Ich hoffe, ich gehe euch nicht auf die Nerven und darf mich mal ausheulen!?!

Das Jahr 2018 hat es für mich in sich. Es kommt so viel zusammen und es wird einfach keine Ruhe.
Eigentlich bin ich so optimistisch, dass ich teilweise schon als naiv betitelt werde. Jetzt hab ich Angst meinen Optimismus langsam aber sicher zu verlieren.

Ich fange mal von vorn an:
Im Jänner ging ich ins Schlaflabor, mit positiver Einstellung. "Wird nix rauskommen, alles Okay" sagte ich mir immer wieder.
Meine Eltern wünschten mir "gute Erholung". Ja, ne ist klar! Schlaflabor ist ja Urlaub. Aber das ist ein anderes Thema, zu dem ich auch noch komme.
Nach zwei Nächten war alles klar: schwergradiges obstruktives Schlafapnoe-Syndrom und Restless Legs Syndrom!
Bamm, mir zog es den Boden unter den Beinen weg. Zwei Wochen später wieder ins Schlaflabor zur Maskenanpassung. Seither sieht das Schlafzimmer aus, wie ne Mini-Intensivstation.
Zur selben Zeit war schon klar, dass ich viele kleine Tumore in den Händen habe. Ein Teil davon sollte im April raus. Seitens Ärzte hieß es, die sind auf jeden Fall ungefährlich. Beruhigend, aber für mich mit meiner Angststörung zu wenig. Also raus damit unter Vollnarkose und untersuchen lassen. Die Gutartigkeit bestätigte sich zum Glück. Veranlagung sei das und wenn ich Pech habe, kommen die wieder. Recht hatte er. Meine Hand ist stellenweise immer noch ohne Gefühl, aber Hauptsache, die blöden Dinger sind wieder da. Super! Sollen sie bleiben, wo der Pfeffer wächst!
Im Juni dann wieder ins Schlaflabor zur Kontrolle. Mittlerweile bin ich es ja gewohnt. Die Werte mit Maske sind okay. Nach einer Nacht wieder heim.
Einen Tag war ich Zuhause. Am Morgen darauf kam der Grand-Mal! Insgeamt die dritte (oder vierte?), aus meiner Sicht unbegründete Bewusstlosigkeit in drei Jahren  zwei davon mit Krampfen. Mit Rettung und Notarzt ins Krankenhaus. Laut meinem Mann hab ich mindestens 10 Minuten gekrampft. Ich hatte einfach nur Angst! Durfte dann meinen Geburtstag im Krankenhaus verbringen. Super!
Familiäre Vorbelastung plus auffälliges EEG! Fahrverbot!!! Regelmäßige Kontrollen, Tabletteneindosierung!!!
Seither ist alles anders. Anfangs die Nebenwirkungen der Tabletten, unregelmäßige kleine Anfälle, achten auf jedes Signal des Körpers.

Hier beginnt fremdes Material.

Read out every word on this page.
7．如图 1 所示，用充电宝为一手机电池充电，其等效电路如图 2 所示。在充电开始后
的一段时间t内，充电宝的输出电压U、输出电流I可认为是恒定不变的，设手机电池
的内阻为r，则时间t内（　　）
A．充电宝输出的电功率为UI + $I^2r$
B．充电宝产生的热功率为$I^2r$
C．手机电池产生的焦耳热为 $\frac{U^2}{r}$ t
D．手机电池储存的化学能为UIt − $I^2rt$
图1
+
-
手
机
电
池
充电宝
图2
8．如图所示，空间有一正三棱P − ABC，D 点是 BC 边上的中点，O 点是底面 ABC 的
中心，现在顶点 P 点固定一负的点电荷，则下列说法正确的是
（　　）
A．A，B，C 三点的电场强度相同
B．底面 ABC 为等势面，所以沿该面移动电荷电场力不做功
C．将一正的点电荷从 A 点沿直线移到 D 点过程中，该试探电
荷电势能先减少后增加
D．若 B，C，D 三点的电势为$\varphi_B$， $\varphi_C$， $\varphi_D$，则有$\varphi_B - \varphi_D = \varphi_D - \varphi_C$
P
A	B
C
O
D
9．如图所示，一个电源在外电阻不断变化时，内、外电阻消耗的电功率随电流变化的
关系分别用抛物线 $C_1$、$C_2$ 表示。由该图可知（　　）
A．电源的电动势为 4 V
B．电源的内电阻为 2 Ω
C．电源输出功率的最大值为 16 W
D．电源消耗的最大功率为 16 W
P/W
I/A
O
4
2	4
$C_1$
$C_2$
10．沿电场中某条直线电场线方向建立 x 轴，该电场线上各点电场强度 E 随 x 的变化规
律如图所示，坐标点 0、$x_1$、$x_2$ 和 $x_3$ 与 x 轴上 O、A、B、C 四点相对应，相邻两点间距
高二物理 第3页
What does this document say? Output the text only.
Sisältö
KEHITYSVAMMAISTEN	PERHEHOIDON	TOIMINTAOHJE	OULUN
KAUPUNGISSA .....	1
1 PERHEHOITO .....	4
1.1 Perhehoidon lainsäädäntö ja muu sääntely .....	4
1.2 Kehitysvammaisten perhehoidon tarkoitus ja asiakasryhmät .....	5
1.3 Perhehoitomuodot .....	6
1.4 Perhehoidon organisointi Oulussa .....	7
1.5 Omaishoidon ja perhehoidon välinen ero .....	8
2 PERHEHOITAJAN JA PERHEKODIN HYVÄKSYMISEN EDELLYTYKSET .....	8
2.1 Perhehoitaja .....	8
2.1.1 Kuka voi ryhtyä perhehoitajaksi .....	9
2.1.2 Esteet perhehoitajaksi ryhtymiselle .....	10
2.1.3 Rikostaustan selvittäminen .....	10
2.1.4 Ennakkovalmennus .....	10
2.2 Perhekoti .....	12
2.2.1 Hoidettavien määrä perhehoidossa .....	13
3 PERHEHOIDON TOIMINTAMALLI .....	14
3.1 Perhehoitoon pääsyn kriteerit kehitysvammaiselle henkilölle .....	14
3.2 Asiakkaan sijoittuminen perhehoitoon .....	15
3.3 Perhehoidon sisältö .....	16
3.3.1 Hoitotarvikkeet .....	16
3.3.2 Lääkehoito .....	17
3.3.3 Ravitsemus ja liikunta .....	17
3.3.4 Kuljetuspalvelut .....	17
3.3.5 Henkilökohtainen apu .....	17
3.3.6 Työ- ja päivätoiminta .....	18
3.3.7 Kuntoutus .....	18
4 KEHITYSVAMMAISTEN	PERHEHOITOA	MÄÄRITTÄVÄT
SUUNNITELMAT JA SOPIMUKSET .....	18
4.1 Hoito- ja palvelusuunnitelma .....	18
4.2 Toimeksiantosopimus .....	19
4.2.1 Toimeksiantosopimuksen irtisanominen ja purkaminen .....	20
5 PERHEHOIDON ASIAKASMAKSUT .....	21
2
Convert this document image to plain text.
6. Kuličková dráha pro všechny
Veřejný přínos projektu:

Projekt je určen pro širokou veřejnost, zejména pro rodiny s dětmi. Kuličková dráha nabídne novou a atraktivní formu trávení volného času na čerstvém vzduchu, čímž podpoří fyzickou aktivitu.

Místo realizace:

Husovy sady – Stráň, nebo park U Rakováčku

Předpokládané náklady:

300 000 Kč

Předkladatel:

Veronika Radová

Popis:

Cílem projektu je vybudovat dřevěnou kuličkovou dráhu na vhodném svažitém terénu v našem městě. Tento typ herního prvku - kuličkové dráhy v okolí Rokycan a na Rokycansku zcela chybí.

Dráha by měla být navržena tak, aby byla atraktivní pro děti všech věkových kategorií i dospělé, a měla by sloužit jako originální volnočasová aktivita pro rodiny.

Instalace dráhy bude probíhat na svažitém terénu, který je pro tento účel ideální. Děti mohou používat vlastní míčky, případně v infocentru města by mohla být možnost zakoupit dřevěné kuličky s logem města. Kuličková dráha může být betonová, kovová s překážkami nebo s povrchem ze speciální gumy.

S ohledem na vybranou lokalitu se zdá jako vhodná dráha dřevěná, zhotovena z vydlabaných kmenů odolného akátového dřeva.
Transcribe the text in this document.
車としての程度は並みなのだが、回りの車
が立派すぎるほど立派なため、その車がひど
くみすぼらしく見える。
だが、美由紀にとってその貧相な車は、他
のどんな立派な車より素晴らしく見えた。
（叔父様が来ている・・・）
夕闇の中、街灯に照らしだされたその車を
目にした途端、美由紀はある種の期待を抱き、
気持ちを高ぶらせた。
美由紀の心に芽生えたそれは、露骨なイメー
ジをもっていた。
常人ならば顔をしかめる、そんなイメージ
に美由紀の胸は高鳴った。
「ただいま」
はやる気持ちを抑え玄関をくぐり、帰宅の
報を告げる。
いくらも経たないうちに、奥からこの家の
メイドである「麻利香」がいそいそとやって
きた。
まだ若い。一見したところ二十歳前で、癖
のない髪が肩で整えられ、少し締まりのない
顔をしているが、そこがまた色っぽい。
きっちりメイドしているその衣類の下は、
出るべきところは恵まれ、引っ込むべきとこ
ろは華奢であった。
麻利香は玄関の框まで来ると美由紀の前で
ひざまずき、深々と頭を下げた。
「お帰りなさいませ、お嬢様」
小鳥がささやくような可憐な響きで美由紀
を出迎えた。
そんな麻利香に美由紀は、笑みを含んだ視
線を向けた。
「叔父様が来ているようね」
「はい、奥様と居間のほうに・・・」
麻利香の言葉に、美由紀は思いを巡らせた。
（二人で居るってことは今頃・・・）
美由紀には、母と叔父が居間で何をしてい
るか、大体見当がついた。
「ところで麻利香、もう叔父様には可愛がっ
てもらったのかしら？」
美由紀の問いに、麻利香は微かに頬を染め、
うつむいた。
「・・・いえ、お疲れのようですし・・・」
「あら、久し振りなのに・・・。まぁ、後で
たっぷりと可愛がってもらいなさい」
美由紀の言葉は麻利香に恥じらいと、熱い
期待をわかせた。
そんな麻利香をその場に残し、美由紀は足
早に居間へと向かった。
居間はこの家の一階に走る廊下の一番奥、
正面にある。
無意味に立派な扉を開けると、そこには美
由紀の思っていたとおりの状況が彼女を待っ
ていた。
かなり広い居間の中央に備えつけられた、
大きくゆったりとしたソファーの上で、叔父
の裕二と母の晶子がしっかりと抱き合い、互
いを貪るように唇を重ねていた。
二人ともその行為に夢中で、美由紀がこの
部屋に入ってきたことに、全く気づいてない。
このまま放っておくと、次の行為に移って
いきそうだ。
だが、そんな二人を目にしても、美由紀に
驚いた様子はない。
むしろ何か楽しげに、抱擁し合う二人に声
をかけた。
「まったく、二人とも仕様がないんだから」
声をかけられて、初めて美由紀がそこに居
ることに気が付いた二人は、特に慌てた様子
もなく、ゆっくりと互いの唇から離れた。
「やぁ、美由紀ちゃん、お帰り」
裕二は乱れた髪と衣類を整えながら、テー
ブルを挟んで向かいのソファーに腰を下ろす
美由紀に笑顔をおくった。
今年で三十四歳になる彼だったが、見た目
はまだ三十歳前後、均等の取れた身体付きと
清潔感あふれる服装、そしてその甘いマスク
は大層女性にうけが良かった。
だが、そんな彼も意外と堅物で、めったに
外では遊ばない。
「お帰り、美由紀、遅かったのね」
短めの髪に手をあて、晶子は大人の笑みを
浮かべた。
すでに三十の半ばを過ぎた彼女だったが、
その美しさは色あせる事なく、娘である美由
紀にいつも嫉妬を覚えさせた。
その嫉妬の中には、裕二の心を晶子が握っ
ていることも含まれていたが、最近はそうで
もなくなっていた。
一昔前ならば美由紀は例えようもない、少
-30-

Für meinen Mann ne extreme Belastung. Teilweise sieht man richtig die Angst in seinen Augen. Aber er ist stark und steht mir mit Rat und Tat zur Seite. Ja, er ist mein persönlicher Schutzengel und mein Ein und Alles! Bin froh dass ich ihn habe.

Meiner Familie hingegen ist das egal! Ich wurde gesundheitlich aufgegeben. Das hörte ich mit jeder Menge Vorwürfe telefonisch im Krankenhaus, nachdem ich wieder halbwegs klar im Kopf war. Nicht mal einen Besuch an meinem Geburtstag war ich wert. Erst am Tag darauf mit Mühe und Not. Ja, so ist das. Die Familie kann man sich nicht aussuchen. Ich ziehe meine Konsequenzen daraus.
Bitte sagt nicht, die machen sich nur Sorgen! Nein, das ist garantiert nicht so. Im Gegenteil! Kaum ist jemand schwach, aus welchem Grund auch immer, wird mit dem Holzhammer draufgehauen. War schon immer so! Leider!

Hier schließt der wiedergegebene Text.